Today, those very efforts are doubling up as adaptation and resiliency strategies among the women of Tharparkar.
It began in 2013, when SCOPE launched a project with support from the Scottish government to involve women in conservation. Today, some 2,000 women across Tharparkar are growing guggal gum trees; it has brought nutrition, a better income and food security to all their families.
“For the first time in so many years, we did not migrate […] in search of a livelihood,” 35-year-old Resham Wirdho, a mother of seven, tells IPS over the phone from Sadhuraks.
She says her family gets 100 rupees (about 0.98 dollars) from the NGO for every plant she raises successfully. With 500 plants on her one-acre plot of land, she makes about 49 dollars each month. Combining this with her husband’s earnings of about 68 dollars a month as a farmhand, they no longer have to worry where the next meal will come from.
They used some of their excess income to plant crops in their backyard. “This year for the first time, instead of feeding my children dried vegetables, I fed them fresh ones,” she says enthusiastically.
For the past year, they have not had to buy groceries on credit from the village store. They are also able to send the eldest of their seven kids to college.

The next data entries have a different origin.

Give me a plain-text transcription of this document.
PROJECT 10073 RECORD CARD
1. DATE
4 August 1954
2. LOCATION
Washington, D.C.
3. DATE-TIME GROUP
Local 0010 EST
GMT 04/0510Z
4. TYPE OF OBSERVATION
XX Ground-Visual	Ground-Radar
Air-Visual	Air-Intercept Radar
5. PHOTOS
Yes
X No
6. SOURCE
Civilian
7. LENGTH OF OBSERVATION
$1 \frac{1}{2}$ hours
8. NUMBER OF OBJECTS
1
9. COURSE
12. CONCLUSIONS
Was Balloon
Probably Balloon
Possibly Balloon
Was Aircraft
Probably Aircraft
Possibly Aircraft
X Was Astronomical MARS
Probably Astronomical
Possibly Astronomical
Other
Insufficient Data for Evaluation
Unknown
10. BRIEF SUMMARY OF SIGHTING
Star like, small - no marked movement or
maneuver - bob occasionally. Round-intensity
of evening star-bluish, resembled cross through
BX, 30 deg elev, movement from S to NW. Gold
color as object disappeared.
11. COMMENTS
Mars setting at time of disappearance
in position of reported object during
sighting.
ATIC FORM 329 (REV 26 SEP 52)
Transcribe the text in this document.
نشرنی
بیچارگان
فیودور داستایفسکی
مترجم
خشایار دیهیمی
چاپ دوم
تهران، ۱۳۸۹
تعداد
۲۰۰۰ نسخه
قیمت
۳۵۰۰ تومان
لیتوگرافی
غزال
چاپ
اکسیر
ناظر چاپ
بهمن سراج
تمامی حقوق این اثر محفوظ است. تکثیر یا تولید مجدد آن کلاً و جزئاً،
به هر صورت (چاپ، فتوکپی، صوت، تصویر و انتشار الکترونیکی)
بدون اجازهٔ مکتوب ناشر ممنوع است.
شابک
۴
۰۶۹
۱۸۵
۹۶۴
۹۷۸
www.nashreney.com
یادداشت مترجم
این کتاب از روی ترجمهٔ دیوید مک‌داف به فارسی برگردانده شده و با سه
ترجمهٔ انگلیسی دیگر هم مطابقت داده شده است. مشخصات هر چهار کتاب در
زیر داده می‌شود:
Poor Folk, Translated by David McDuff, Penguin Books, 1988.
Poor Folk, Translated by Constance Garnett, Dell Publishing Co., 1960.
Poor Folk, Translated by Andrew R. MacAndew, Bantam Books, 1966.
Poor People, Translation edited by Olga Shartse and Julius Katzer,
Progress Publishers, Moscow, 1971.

Wirdho says it is a gift that keeps on giving. In the next three years, each of the trees they planted will fetch at least five dollars, amounting to net earnings of 2,450 dollars – a princely sum for families in this area who typically earn between 78 and 98 dollars monthly.
And finally, the balance of power between Wirdho and her husband is shifting. “He is more respectful and not only helps me water and take care of the plants, but with the housework as well – something he never did before,” she confesses.
Lessons from Pakistan for South Asia
The success of a single scheme in a Pakistani desert holds seeds of knowledge for the entire region, where experts have long been pushing for a gendered approach to sustainable development.
With 2015 poised to be a watershed year – including several scheduled international conferences on climate change, many believe the time is ripe to reduce women’s vulnerability by including them in planning and policies.
Such a move is badly needed in South Asia, home to 1.6 billion people, where women comprise the majority of the roughly 660 million people living on less than 1.25 dollars a day. They also account for 50 percent of the agricultural labour force, thus are susceptible to changes in climate and ecosystems.
The region is highly prone to natural disasters, and with the population projected to hit 2.2 billion by 2050 experts fear the outcome of even minor natural disasters on the most vulnerable sectors of society, such as the women.
A recent report by The Economist’s Intelligence Unit (EIU), ‘The South Asia Women’s Resilience Index’, concluded, “South Asian countries largely fail to consider the rights of women to be included in their disaster risk reduction (DRR) and resilience-building efforts.”
Using Japan – with a per capita relief budget 200 times that of India, Pakistan or Bangladesh – as a benchmark, the index measured women’s vulnerability to natural calamities, economic shifts and conflict.
A bold indictment of women’s voices going unheard, the report put Pakistan last on the index, lower than Bangladesh, Bhutan, India, Maldives, Nepal and Sri Lanka.
On all four categories considered by the EIU in measuring women’s resiliency – economic, infrastructural, institutional and social – Pakistan scored near the bottom. On indicators such as relief budgets and women’s access to employment and finance, it lagged behind all its neighbours.
According to David Line, managing editor of The Economist Intelligence Unit, “South Asian countries need to realise the tremendous capacity for leadership women have in planning for and responding to disasters. They are at the ‘front line’ and have intimate knowledge of their communities. Wider recognition of this could greatly reduce disaster risk and improve the resilience of these communities.”
And if further proof is needed, just talk to the women of Tharparkar.